Crítica: À Pé Ele Não Vai Longe
Sobre vícios, incapacidade, e vontade de viver
A cada ano temos no cinema diversas biografias de artistas famosos, o que, felizmente, é útil para levar conhecimento ao público e emocioná-lo de alguma forma. É muito bom saber que a última cinebiografia do ano de 2018, é algo particularmente original. À Pé Ele Não Vai Longe é um tocante drama que se constrói por meio de uma abordagem cômica presente nas entrelinhas dos diálogos e das ações dos personagens.
O filme conta a história real do conhecido cartunista John Callahan (Joaquim Phoenix), que sofreu muito com o alcoolismo em sua vida, e que após sofrer um grave acidente de carro ficou permanentemente paraplégico. Isso evidentemente pareceu o fim do mundo para ele, mas é quando conhece pessoas especiais capazes de motivá-lo a continuar vivendo e descobrindo seu talento como cartunista, profissão a qual desempenhou até o fim de sua vida. Entre essas pessoas, Donnie (Jonah Hill), um cara bem humorado que organiza o grupo de AA que John passa a frequentar após seu acidente, e também Annu (Rooney Mara), uma jovem e bela moça que ajuda John a superar suas inseguranças e sua infelicidade.
O genial diretor Gus Van Sant acerta a mão em cheio nessa produção, tanto na direção quanto no próprio roteiro de seu filme, que não escreve desde Paranoid Park (2007). Acompanhamos de perto as consequências do vício de John e sua falta de motivação, principalmente após o acidente. O humor ácido do roteiro nos permite algumas risadas culposas durante as cenas, mas a verdadeira qualidade da obra está na caracterização do protagonista, imperfeito como todos nós, com suas manias e interpretações da vida que provém de suas próprias experiências.

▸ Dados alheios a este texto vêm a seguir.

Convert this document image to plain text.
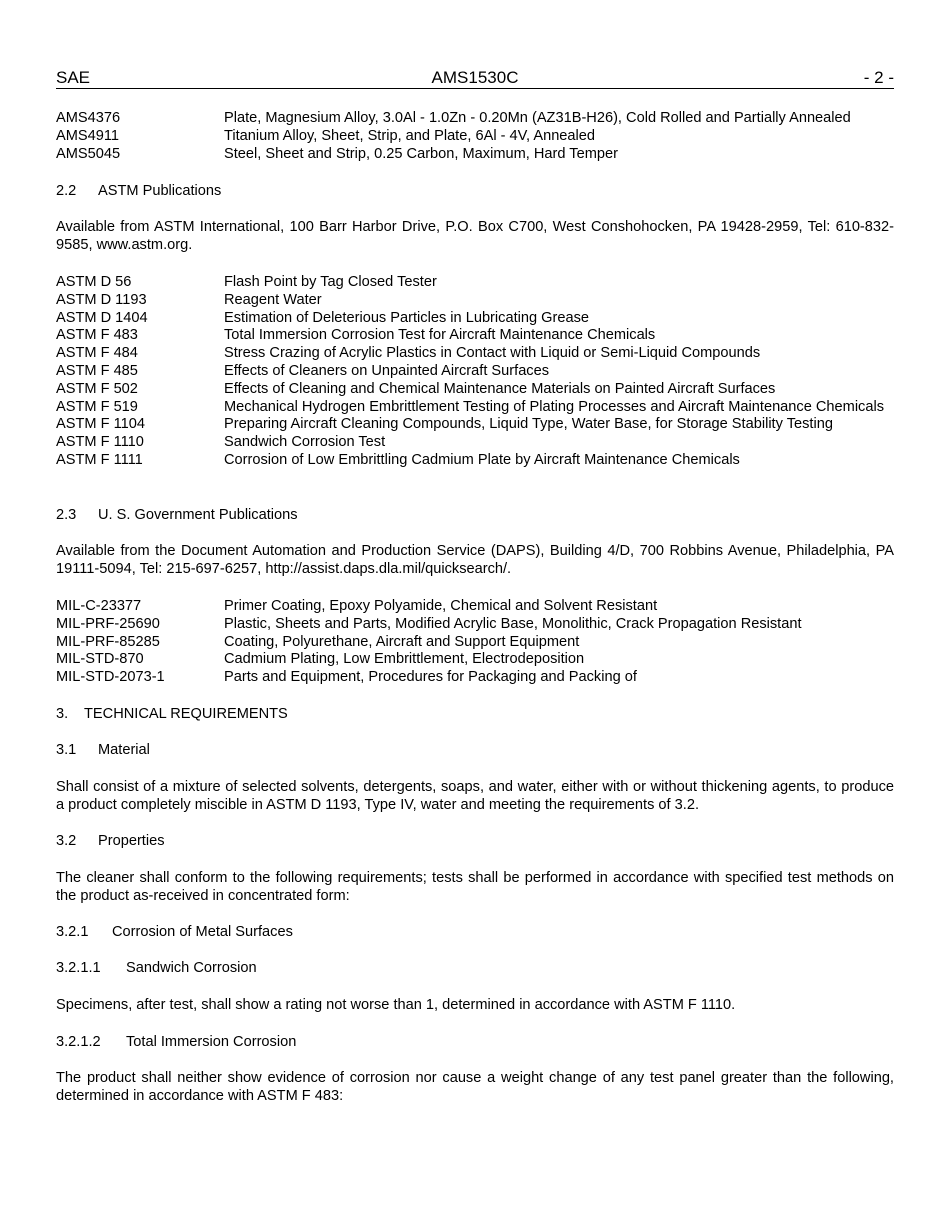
SAE	AMS1530C	- 2 -
AMS4376	Plate, Magnesium Alloy, 3.0Al - 1.0Zn - 0.20Mn (AZ31B-H26), Cold Rolled and Partially Annealed
AMS4911	Titanium Alloy, Sheet, Strip, and Plate, 6Al - 4V, Annealed
AMS5045	Steel, Sheet and Strip, 0.25 Carbon, Maximum, Hard Temper
2.2 ASTM Publications
Available from ASTM International, 100 Barr Harbor Drive, P.O. Box C700, West Conshohocken, PA 19428-2959, Tel: 610-832-9585, www.astm.org.
ASTM D 56	Flash Point by Tag Closed Tester
ASTM D 1193	Reagent Water
ASTM D 1404	Estimation of Deleterious Particles in Lubricating Grease
ASTM F 483	Total Immersion Corrosion Test for Aircraft Maintenance Chemicals
ASTM F 484	Stress Crazing of Acrylic Plastics in Contact with Liquid or Semi-Liquid Compounds
ASTM F 485	Effects of Cleaners on Unpainted Aircraft Surfaces
ASTM F 502	Effects of Cleaning and Chemical Maintenance Materials on Painted Aircraft Surfaces
ASTM F 519	Mechanical Hydrogen Embrittlement Testing of Plating Processes and Aircraft Maintenance Chemicals
ASTM F 1104	Preparing Aircraft Cleaning Compounds, Liquid Type, Water Base, for Storage Stability Testing
ASTM F 1110	Sandwich Corrosion Test
ASTM F 1111	Corrosion of Low Embrittling Cadmium Plate by Aircraft Maintenance Chemicals
2.3 U. S. Government Publications
Available from the Document Automation and Production Service (DAPS), Building 4/D, 700 Robbins Avenue, Philadelphia, PA 19111-5094, Tel: 215-697-6257, http://assist.daps.dla.mil/quicksearch/.
MIL-C-23377	Primer Coating, Epoxy Polyamide, Chemical and Solvent Resistant
MIL-PRF-25690	Plastic, Sheets and Parts, Modified Acrylic Base, Monolithic, Crack Propagation Resistant
MIL-PRF-85285	Coating, Polyurethane, Aircraft and Support Equipment
MIL-STD-870	Cadmium Plating, Low Embrittlement, Electrodeposition
MIL-STD-2073-1	Parts and Equipment, Procedures for Packaging and Packing of
3. TECHNICAL REQUIREMENTS
3.1 Material
Shall consist of a mixture of selected solvents, detergents, soaps, and water, either with or without thickening agents, to produce a product completely miscible in ASTM D 1193, Type IV, water and meeting the requirements of 3.2.
3.2 Properties
The cleaner shall conform to the following requirements; tests shall be performed in accordance with specified test methods on the product as-received in concentrated form:
3.2.1 Corrosion of Metal Surfaces
3.2.1.1 Sandwich Corrosion
Specimens, after test, shall show a rating not worse than 1, determined in accordance with ASTM F 1110.
3.2.1.2 Total Immersion Corrosion
The product shall neither show evidence of corrosion nor cause a weight change of any test panel greater than the following, determined in accordance with ASTM F 483:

Quem dá vida à John é Joaquim Phoenix em uma das melhores interpretações de sua carreira, transmitindo toda a angustia e desesperança de um protagonista incapacitado e viciado. Mas a direção abre espaço para que atores coadjuvantes como Jonah Hill e Rooney Mara também brilhem com seus personagens. Mara traz o sorriso angelical de uma mulher simpática e solidária, enquanto Hill protagoniza as cenas mais cômicas do filme, mas também impressionando na carga dramática de seu personagem em cenas específicas, diferente de Jack Black que de fato não consegue sair da comédia e faz um papel sem profundidade emocional.
As sobreposições de animações de algumas das mais conhecidas charges de John Callahan, além de servirem como material de conhecimento ao público, arrancam algumas risadas do público com o humor único do cartunista. Todos os aspectos técnicos se complementam de maneira agradável, mas o que mais se destaca, talvez, seja a trilha musical composta por Danny Elfman, que exalta os elementos jocosos do roteiro com melodias curtas e satíricas, e ao mesmo tempo carrega toda a emoção com músicas dramáticas e sutis.
Ao fim do filme, fica claro que além do tratamento da comédia com drama de maneira dinâmica e envolvente, pouco de novo vemos em À Pé Ele Não Vai Longe. Porém não é na inovação que o Gus Van Sant aposta aqui, mas sim em um trabalho realista e conciso capaz de emocionar o espectador e nos lembrar do quanto a vida é valiosa, e que não deveríamos desistir dela tão fácil.